De Kloosterstraat, één van de hoofdassen van de stad, die van de markt naar de zuidelijk gelegen Kloosterpoort leidde, ontleende haar naam, evenals de stadspoort, aan het buiten de wallen gelegen belangrijke franciscanessenklooster Onze-Lieve-Vrouw ter Riviere, gesticht in 1464, dat tijdens de Franse bezetting werd afgebroken; het klooster staat nog aangeduid op de Ferrariskaart (1771-77) en is ook afgebeeld op de tekening en de gravure van Bree door Remacle Le Loup (circa 1738). Langsheen dit klooster kwam de Boneputterbeek via de Kloosterpoort de stad binnengestroomd, en liep tot 1882 als een open beek aan de zuidoostelijke zijde van de Kloosterstraat. Via de Hoogstraat en de Opitterstraat verliet zij de stad aan de oostelijke omwalling. De straat noemde trouwens vóór de oprichting van het klooster, evenals de Hoogstraat, de Beekstraat. Aan de noordzijde van de straat bevond zich het refugiehuis van het klooster van Onze-Lieve-Vrouw ter Riviere; het werd in 1714 verkocht. In de eerste helft van de 19de eeuw bevond zich in de straat een leerlooierij en een zeepziederij, laatstgenoemde eigendom van de smid M. Willems.

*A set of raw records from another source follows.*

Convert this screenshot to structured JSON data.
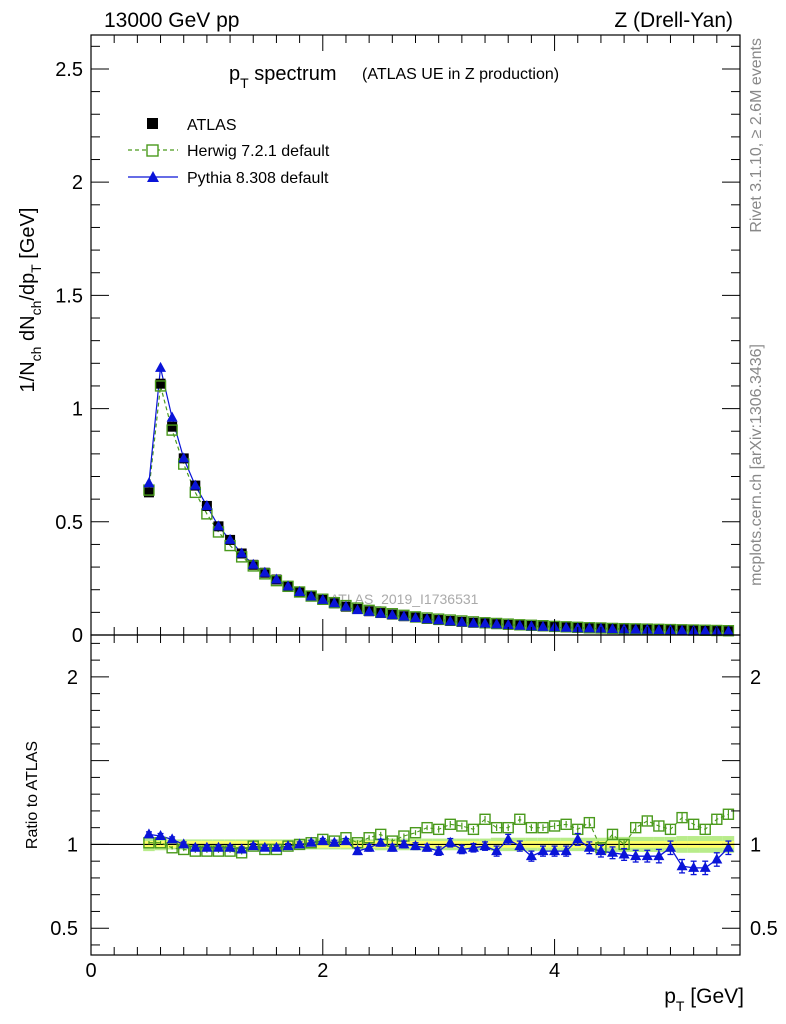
{
  "header": {
    "left": "13000 GeV pp",
    "right": "Z (Drell-Yan)"
  },
  "side": {
    "rivet": "Rivet 3.1.10, ≥ 2.6M events",
    "mcplots": "mcplots.cern.ch [arXiv:1306.3436]"
  },
  "chart_data": [
    {
      "type": "line",
      "title_main": "p",
      "title_sub": "T",
      "title_rest": " spectrum",
      "title_small": "(ATLAS UE in Z production)",
      "watermark": "ATLAS_2019_I1736531",
      "ylabel": {
        "a": "1/N",
        "b": "ch",
        "c": " dN",
        "d": "ch",
        "e": "/dp",
        "f": "T",
        "g": " [GeV]"
      },
      "xlim": [
        0,
        5.6
      ],
      "ylim": [
        0,
        2.65
      ],
      "yticks": [
        {
          "v": 0,
          "label": "0"
        },
        {
          "v": 0.5,
          "label": "0.5"
        },
        {
          "v": 1,
          "label": "1"
        },
        {
          "v": 1.5,
          "label": "1.5"
        },
        {
          "v": 2,
          "label": "2"
        },
        {
          "v": 2.5,
          "label": "2.5"
        }
      ],
      "legend": [
        {
          "label": "ATLAS",
          "style": "data"
        },
        {
          "label": "Herwig 7.2.1 default",
          "style": "herwig"
        },
        {
          "label": "Pythia 8.308 default",
          "style": "pythia"
        }
      ],
      "x": [
        0.5,
        0.6,
        0.7,
        0.8,
        0.9,
        1.0,
        1.1,
        1.2,
        1.3,
        1.4,
        1.5,
        1.6,
        1.7,
        1.8,
        1.9,
        2.0,
        2.1,
        2.2,
        2.3,
        2.4,
        2.5,
        2.6,
        2.7,
        2.8,
        2.9,
        3.0,
        3.1,
        3.2,
        3.3,
        3.4,
        3.5,
        3.6,
        3.7,
        3.8,
        3.9,
        4.0,
        4.1,
        4.2,
        4.3,
        4.4,
        4.5,
        4.6,
        4.7,
        4.8,
        4.9,
        5.0,
        5.1,
        5.2,
        5.3,
        5.4,
        5.5
      ],
      "series": [
        {
          "name": "ATLAS",
          "values": [
            0.63,
            1.11,
            0.92,
            0.78,
            0.66,
            0.57,
            0.48,
            0.42,
            0.36,
            0.31,
            0.275,
            0.245,
            0.215,
            0.19,
            0.17,
            0.155,
            0.14,
            0.125,
            0.115,
            0.105,
            0.097,
            0.09,
            0.083,
            0.077,
            0.071,
            0.066,
            0.062,
            0.058,
            0.054,
            0.051,
            0.048,
            0.045,
            0.042,
            0.04,
            0.038,
            0.036,
            0.034,
            0.032,
            0.03,
            0.029,
            0.027,
            0.026,
            0.025,
            0.024,
            0.023,
            0.022,
            0.021,
            0.02,
            0.019,
            0.018,
            0.017
          ]
        },
        {
          "name": "Herwig 7.2.1 default",
          "values": [
            0.64,
            1.1,
            0.905,
            0.755,
            0.63,
            0.535,
            0.455,
            0.395,
            0.345,
            0.305,
            0.27,
            0.24,
            0.215,
            0.19,
            0.172,
            0.158,
            0.143,
            0.13,
            0.119,
            0.109,
            0.101,
            0.094,
            0.087,
            0.08,
            0.075,
            0.07,
            0.066,
            0.062,
            0.058,
            0.054,
            0.051,
            0.048,
            0.045,
            0.043,
            0.041,
            0.038,
            0.036,
            0.034,
            0.032,
            0.031,
            0.029,
            0.028,
            0.027,
            0.026,
            0.025,
            0.024,
            0.023,
            0.022,
            0.021,
            0.02,
            0.019
          ]
        },
        {
          "name": "Pythia 8.308 default",
          "values": [
            0.67,
            1.18,
            0.96,
            0.78,
            0.66,
            0.57,
            0.48,
            0.42,
            0.36,
            0.31,
            0.275,
            0.245,
            0.215,
            0.19,
            0.17,
            0.155,
            0.14,
            0.125,
            0.11,
            0.102,
            0.094,
            0.088,
            0.081,
            0.075,
            0.07,
            0.065,
            0.06,
            0.056,
            0.052,
            0.05,
            0.047,
            0.044,
            0.041,
            0.038,
            0.036,
            0.034,
            0.032,
            0.03,
            0.029,
            0.028,
            0.026,
            0.025,
            0.024,
            0.023,
            0.022,
            0.021,
            0.019,
            0.018,
            0.017,
            0.016,
            0.016
          ]
        }
      ]
    },
    {
      "type": "line",
      "ylabel": "Ratio to ATLAS",
      "xlabel_main": "p",
      "xlabel_sub": "T",
      "xlabel_rest": " [GeV]",
      "xlim": [
        0,
        5.6
      ],
      "ylim": [
        0.34,
        2.25
      ],
      "yticks": [
        {
          "v": 0.5,
          "label": "0.5"
        },
        {
          "v": 1,
          "label": "1"
        },
        {
          "v": 2,
          "label": "2"
        }
      ],
      "xticks": [
        {
          "v": 0,
          "label": "0"
        },
        {
          "v": 2,
          "label": "2"
        },
        {
          "v": 4,
          "label": "4"
        }
      ],
      "x": [
        0.5,
        0.6,
        0.7,
        0.8,
        0.9,
        1.0,
        1.1,
        1.2,
        1.3,
        1.4,
        1.5,
        1.6,
        1.7,
        1.8,
        1.9,
        2.0,
        2.1,
        2.2,
        2.3,
        2.4,
        2.5,
        2.6,
        2.7,
        2.8,
        2.9,
        3.0,
        3.1,
        3.2,
        3.3,
        3.4,
        3.5,
        3.6,
        3.7,
        3.8,
        3.9,
        4.0,
        4.1,
        4.2,
        4.3,
        4.4,
        4.5,
        4.6,
        4.7,
        4.8,
        4.9,
        5.0,
        5.1,
        5.2,
        5.3,
        5.4,
        5.5
      ],
      "band": {
        "inner": [
          0.02,
          0.02,
          0.02,
          0.02,
          0.02,
          0.02,
          0.02,
          0.02,
          0.02,
          0.02,
          0.02,
          0.02,
          0.02,
          0.02,
          0.02,
          0.02,
          0.02,
          0.02,
          0.02,
          0.02,
          0.02,
          0.02,
          0.02,
          0.02,
          0.02,
          0.02,
          0.02,
          0.02,
          0.02,
          0.02,
          0.02,
          0.02,
          0.02,
          0.02,
          0.02,
          0.02,
          0.02,
          0.02,
          0.02,
          0.02,
          0.02,
          0.02,
          0.02,
          0.02,
          0.02,
          0.02,
          0.02,
          0.02,
          0.02,
          0.02,
          0.02
        ],
        "outer": [
          0.04,
          0.035,
          0.03,
          0.03,
          0.03,
          0.03,
          0.03,
          0.03,
          0.03,
          0.03,
          0.03,
          0.03,
          0.03,
          0.03,
          0.03,
          0.03,
          0.03,
          0.03,
          0.03,
          0.03,
          0.035,
          0.035,
          0.035,
          0.035,
          0.035,
          0.035,
          0.035,
          0.035,
          0.035,
          0.035,
          0.04,
          0.04,
          0.04,
          0.04,
          0.04,
          0.04,
          0.04,
          0.04,
          0.04,
          0.04,
          0.045,
          0.045,
          0.045,
          0.045,
          0.045,
          0.045,
          0.05,
          0.05,
          0.05,
          0.05,
          0.05
        ]
      },
      "series": [
        {
          "name": "Herwig 7.2.1 default",
          "values": [
            1.01,
            1.01,
            0.98,
            0.97,
            0.96,
            0.96,
            0.96,
            0.96,
            0.95,
            0.99,
            0.97,
            0.97,
            0.99,
            1.0,
            1.01,
            1.03,
            1.02,
            1.04,
            1.01,
            1.04,
            1.06,
            1.02,
            1.05,
            1.07,
            1.1,
            1.09,
            1.12,
            1.11,
            1.09,
            1.15,
            1.1,
            1.1,
            1.15,
            1.1,
            1.1,
            1.11,
            1.12,
            1.09,
            1.13,
            0.98,
            1.06,
            1.0,
            1.1,
            1.14,
            1.11,
            1.09,
            1.16,
            1.12,
            1.09,
            1.15,
            1.18
          ],
          "errors": [
            0.01,
            0.01,
            0.01,
            0.01,
            0.01,
            0.01,
            0.01,
            0.01,
            0.01,
            0.01,
            0.01,
            0.01,
            0.01,
            0.01,
            0.01,
            0.01,
            0.01,
            0.01,
            0.015,
            0.015,
            0.015,
            0.015,
            0.015,
            0.015,
            0.015,
            0.02,
            0.02,
            0.02,
            0.02,
            0.02,
            0.02,
            0.02,
            0.02,
            0.02,
            0.02,
            0.02,
            0.02,
            0.025,
            0.025,
            0.025,
            0.025,
            0.025,
            0.025,
            0.025,
            0.03,
            0.03,
            0.03,
            0.03,
            0.03,
            0.03,
            0.03
          ]
        },
        {
          "name": "Pythia 8.308 default",
          "values": [
            1.06,
            1.05,
            1.03,
            1.0,
            0.98,
            0.98,
            0.98,
            0.98,
            0.97,
            0.99,
            0.98,
            0.98,
            0.99,
            1.0,
            1.01,
            1.02,
            1.01,
            1.02,
            0.96,
            0.98,
            1.01,
            0.98,
            1.0,
            0.99,
            0.98,
            0.96,
            1.01,
            0.97,
            0.98,
            0.99,
            0.96,
            1.03,
            0.99,
            0.93,
            0.96,
            0.96,
            0.96,
            1.03,
            0.98,
            0.96,
            0.95,
            0.94,
            0.93,
            0.93,
            0.93,
            0.98,
            0.87,
            0.86,
            0.86,
            0.91,
            0.98
          ],
          "errors": [
            0.015,
            0.015,
            0.015,
            0.015,
            0.015,
            0.015,
            0.015,
            0.015,
            0.015,
            0.015,
            0.015,
            0.015,
            0.015,
            0.015,
            0.015,
            0.015,
            0.015,
            0.015,
            0.02,
            0.02,
            0.02,
            0.02,
            0.02,
            0.02,
            0.02,
            0.025,
            0.025,
            0.025,
            0.025,
            0.025,
            0.03,
            0.03,
            0.03,
            0.03,
            0.03,
            0.03,
            0.03,
            0.035,
            0.035,
            0.035,
            0.035,
            0.035,
            0.035,
            0.035,
            0.04,
            0.04,
            0.04,
            0.04,
            0.04,
            0.04,
            0.04
          ]
        }
      ]
    }
  ],
  "colors": {
    "herwig": "#4a9a1c",
    "pythia": "#0a14d8",
    "band_inner": "#ffff66",
    "band_outer": "#b8ec8a",
    "data": "#000000"
  }
}
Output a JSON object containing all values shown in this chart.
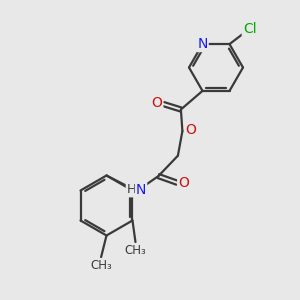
{
  "bg_color": "#e8e8e8",
  "bond_color": "#3a3a3a",
  "bond_width": 1.6,
  "atom_colors": {
    "N": "#1a1aee",
    "O": "#cc1111",
    "Cl": "#00aa00",
    "H": "#3a3a3a",
    "C": "#3a3a3a"
  },
  "font_size": 10,
  "font_size_small": 9
}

GERRITS J., Gids voor Vlaanderen, Antwerpen, 1985, pagina's 172; 213.
MAES S.F., De geschiedenis van Bree. De gemeente van de oudste tijden tot aan de Franse Revolutie, 1952, pagina 198.
Bron: SCHLUSMANS F. 2005: Inventaris van het cultuurbezit in België, Architectuur, Provincie Limburg, Arrondissement Maaseik, Kantons Bree - Maaseik, Bouwen door de eeuwen heen in Vlaanderen 19n1, Brussel - Turnhout. Auteurs: Schlusmans, Frieda Datum: De tekst wordt ter beschikking gesteld door: Agentschap Onroerend Erfgoed (AOE)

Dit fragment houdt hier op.